Amendement n° 55 — APRÈS L'ARTICLE 11, insérer l'article suivant:
Dispositif
Dans un délai de six mois à compter de la promulgation de la présente loi, le Gouvernement remet au Parlement un rapport sur le poids des dépenses fiscales et des baisses de prélèvements obligatoires dans l’augmentation de l’endettement public depuis 2017. Ce rapport réalise en outre une évaluation de l’efficacité économique de toute dépense fiscale dont le manque à gagner pour l’État s’élève à plus d’un milliard d’euros.
Exposé sommaire
Par cet amendement, les députés du groupe LFI demandent la production d’un rapport permettant d’évaluer le montant et la part des dépenses fiscales et des baisses de prélèvement obligatoire dans l'augmentation de l'endettement public depuis 2017. Par ailleurs, ce rapport viendra, éclairer le Parlement sur l'efficacité des principales dépenses fiscales.
Les dérapages budgétaires successifs viennent aujourd’hui servir de prétexte à la politique de coupes budgétaires massives mise en place. Pourtant, nous nous trouvons à un moment où l’investissement dans les services publics, les secteurs d’avenir et la protection sociale des Français est de plus en plus nécessaire. La lutte contre le déficit ne saurait justifier la destruction de nos services publics, de notre solidarité nationale, et de notre sécurité sociale. Aujourd’hui, la gestion du déficit pose question : comment combler un déficit de 130 milliards d’euros, quand les aides publiques aux entreprises, tous dispositifs confondus, représentent désormais plus de 211 milliards d’euros chaque année, en augmentation de 90 milliards d’euros lors du précédent quinquennat ?
Entre l’ISF, la Flat Tax, l’impôt sur les sociétés, la taxe d’habitation, l’impôt sur le revenu, la montée en charge du CICE, la redevance audiovisuelle et la CVAE, tout laisse à penser que nous nous trouvons d’ores et déjà au-dessus de 70 milliards d’euros, et potentiellement beaucoup plus, car certains impôts seraient montés en charge avec le temps. 70 milliards, quand les recettes nettes de l’État étaient d'un peu plus de 300 milliards, c’est un cinquième des recettes qui manquent chaque année à l’État ! Les déficits élevés en dépit d’une austérité forte ne sont donc une surprise que pour la macronie. Quoi qu'il en soit, un rapport quantifiant et objectivant le manque à gagner pour l’État en raison des baisses de prélèvement sera un outil précieux pour piloter les futures mesures fiscales.

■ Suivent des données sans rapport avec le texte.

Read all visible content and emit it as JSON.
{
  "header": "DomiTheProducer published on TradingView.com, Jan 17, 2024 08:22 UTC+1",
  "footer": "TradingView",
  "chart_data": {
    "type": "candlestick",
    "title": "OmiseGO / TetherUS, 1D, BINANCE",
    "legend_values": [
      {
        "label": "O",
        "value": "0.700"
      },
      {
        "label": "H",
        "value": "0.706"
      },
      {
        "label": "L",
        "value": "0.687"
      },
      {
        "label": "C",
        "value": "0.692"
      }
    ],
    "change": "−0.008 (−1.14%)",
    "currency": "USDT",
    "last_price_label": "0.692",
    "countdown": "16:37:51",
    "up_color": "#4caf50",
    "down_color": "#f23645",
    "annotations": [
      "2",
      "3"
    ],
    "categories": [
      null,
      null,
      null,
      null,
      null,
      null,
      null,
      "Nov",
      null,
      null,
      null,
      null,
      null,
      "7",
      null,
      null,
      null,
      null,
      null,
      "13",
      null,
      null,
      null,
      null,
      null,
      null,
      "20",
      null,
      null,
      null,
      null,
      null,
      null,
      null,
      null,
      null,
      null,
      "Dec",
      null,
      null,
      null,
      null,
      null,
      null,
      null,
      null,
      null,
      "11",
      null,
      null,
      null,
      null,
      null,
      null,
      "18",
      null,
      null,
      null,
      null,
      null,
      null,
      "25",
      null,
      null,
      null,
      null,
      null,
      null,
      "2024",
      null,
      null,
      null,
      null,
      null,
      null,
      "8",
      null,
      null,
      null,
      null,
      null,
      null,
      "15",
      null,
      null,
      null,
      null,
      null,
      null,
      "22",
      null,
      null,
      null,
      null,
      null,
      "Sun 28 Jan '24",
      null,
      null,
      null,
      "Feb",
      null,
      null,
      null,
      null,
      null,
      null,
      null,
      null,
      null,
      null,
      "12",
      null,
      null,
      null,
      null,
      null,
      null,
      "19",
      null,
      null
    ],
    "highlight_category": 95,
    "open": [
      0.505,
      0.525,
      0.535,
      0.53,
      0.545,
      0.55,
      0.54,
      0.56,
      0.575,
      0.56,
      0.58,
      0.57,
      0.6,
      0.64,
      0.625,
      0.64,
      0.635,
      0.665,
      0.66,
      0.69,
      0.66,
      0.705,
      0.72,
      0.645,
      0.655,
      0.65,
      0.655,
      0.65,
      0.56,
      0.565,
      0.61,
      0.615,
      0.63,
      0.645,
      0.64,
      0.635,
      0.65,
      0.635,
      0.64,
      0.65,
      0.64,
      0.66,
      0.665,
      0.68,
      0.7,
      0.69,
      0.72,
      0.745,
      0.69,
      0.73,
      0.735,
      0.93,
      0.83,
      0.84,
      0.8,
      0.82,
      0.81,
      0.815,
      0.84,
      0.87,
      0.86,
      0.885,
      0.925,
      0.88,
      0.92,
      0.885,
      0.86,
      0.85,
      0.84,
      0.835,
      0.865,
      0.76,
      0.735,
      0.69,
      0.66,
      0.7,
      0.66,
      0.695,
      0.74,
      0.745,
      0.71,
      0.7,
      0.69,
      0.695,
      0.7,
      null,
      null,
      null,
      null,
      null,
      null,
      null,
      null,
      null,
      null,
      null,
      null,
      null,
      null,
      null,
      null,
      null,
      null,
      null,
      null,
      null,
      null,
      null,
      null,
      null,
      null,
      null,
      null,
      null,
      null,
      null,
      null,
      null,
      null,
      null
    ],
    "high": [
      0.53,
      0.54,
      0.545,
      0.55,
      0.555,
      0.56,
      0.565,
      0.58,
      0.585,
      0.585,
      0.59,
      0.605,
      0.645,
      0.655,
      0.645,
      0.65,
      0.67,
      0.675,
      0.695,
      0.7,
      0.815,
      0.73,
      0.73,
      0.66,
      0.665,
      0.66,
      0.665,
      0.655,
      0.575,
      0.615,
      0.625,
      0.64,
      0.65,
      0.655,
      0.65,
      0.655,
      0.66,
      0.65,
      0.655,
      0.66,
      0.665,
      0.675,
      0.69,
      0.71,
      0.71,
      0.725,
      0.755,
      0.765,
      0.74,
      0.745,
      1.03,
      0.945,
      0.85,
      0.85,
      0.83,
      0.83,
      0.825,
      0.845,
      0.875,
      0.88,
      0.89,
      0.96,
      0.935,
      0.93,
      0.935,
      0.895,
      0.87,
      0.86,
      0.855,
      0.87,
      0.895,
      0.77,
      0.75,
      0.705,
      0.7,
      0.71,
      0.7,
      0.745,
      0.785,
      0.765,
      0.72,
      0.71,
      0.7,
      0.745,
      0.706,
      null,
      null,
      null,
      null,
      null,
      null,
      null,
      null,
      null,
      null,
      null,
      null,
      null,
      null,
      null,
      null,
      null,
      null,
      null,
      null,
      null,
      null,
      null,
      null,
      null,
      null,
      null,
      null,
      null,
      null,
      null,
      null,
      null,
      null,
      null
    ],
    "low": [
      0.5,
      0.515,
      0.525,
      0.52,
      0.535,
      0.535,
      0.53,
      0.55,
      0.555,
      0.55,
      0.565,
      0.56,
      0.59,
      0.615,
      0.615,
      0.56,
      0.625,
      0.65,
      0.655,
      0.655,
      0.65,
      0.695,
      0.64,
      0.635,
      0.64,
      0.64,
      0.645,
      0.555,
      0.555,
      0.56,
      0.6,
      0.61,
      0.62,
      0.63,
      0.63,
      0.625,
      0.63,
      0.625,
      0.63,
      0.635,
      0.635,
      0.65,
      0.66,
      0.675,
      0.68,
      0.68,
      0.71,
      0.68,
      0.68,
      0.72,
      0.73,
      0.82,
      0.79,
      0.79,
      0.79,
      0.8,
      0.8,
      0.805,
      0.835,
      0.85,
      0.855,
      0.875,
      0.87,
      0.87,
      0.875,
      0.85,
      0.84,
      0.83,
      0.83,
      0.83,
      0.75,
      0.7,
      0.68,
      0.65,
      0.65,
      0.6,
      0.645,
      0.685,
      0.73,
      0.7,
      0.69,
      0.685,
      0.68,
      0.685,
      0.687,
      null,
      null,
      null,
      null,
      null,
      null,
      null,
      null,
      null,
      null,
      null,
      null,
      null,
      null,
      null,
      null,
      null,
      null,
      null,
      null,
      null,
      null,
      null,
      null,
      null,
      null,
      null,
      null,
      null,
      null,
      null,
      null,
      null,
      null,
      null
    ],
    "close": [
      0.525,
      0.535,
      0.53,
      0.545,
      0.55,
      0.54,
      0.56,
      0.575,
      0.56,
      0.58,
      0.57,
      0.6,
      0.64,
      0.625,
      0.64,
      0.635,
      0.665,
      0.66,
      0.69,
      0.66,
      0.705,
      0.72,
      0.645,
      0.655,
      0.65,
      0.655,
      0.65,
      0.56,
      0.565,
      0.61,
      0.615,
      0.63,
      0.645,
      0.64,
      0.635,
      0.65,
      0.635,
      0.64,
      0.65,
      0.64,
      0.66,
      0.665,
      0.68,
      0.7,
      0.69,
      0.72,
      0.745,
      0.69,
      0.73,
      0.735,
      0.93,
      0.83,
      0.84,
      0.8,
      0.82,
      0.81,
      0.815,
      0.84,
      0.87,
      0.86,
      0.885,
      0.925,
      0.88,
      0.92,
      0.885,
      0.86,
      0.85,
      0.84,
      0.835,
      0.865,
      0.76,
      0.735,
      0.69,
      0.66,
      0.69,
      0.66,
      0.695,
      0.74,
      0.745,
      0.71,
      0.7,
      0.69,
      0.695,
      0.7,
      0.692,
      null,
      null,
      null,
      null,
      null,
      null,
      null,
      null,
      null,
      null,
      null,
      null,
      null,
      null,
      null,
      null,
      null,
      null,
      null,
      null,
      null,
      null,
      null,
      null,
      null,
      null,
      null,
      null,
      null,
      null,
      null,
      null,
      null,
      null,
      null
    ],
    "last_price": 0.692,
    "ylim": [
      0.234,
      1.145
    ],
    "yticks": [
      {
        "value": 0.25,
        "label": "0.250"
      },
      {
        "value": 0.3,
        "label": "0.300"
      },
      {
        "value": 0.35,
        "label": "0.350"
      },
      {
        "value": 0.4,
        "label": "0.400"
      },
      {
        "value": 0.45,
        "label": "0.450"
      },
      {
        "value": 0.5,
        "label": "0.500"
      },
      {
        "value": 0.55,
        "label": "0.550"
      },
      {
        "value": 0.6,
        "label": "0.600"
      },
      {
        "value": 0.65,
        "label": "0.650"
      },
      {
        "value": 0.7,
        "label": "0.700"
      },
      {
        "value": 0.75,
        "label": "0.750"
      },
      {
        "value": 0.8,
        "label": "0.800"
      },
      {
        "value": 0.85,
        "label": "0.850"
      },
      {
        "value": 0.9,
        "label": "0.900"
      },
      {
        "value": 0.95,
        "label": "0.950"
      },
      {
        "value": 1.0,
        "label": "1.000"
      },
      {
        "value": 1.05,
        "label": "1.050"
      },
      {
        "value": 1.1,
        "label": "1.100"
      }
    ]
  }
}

Cette politique creuse les inégalités aux deux extrémités, accroissant le revenu des plus aisés et remettant en cause l’accès aux services publics des plus pauvres en raison de la politique d’austérité menée à leurs dépens. C’est le coût de sa politique de cadeaux aux plus riches que Macron fait encore une fois payer à l’Etat, aux services publics, et aux plus précaires !
En 2014, une étude du Collectif pour un audit citoyen de la dette publique démontrait que 59% de la dette publique provient des cadeaux fiscaux et des taux d’intérêt excessifs. Cette étude, vite enterrée par le ministre de l’Économie d’alors, a désormais plus de dix ans. Il est grand temps qu’une étude similaire soit produite afin d’évaluer la part des dépenses fiscales et des baisses de prélèvement obligatoire dans l'augmentation de l'endettement public depuis 2017.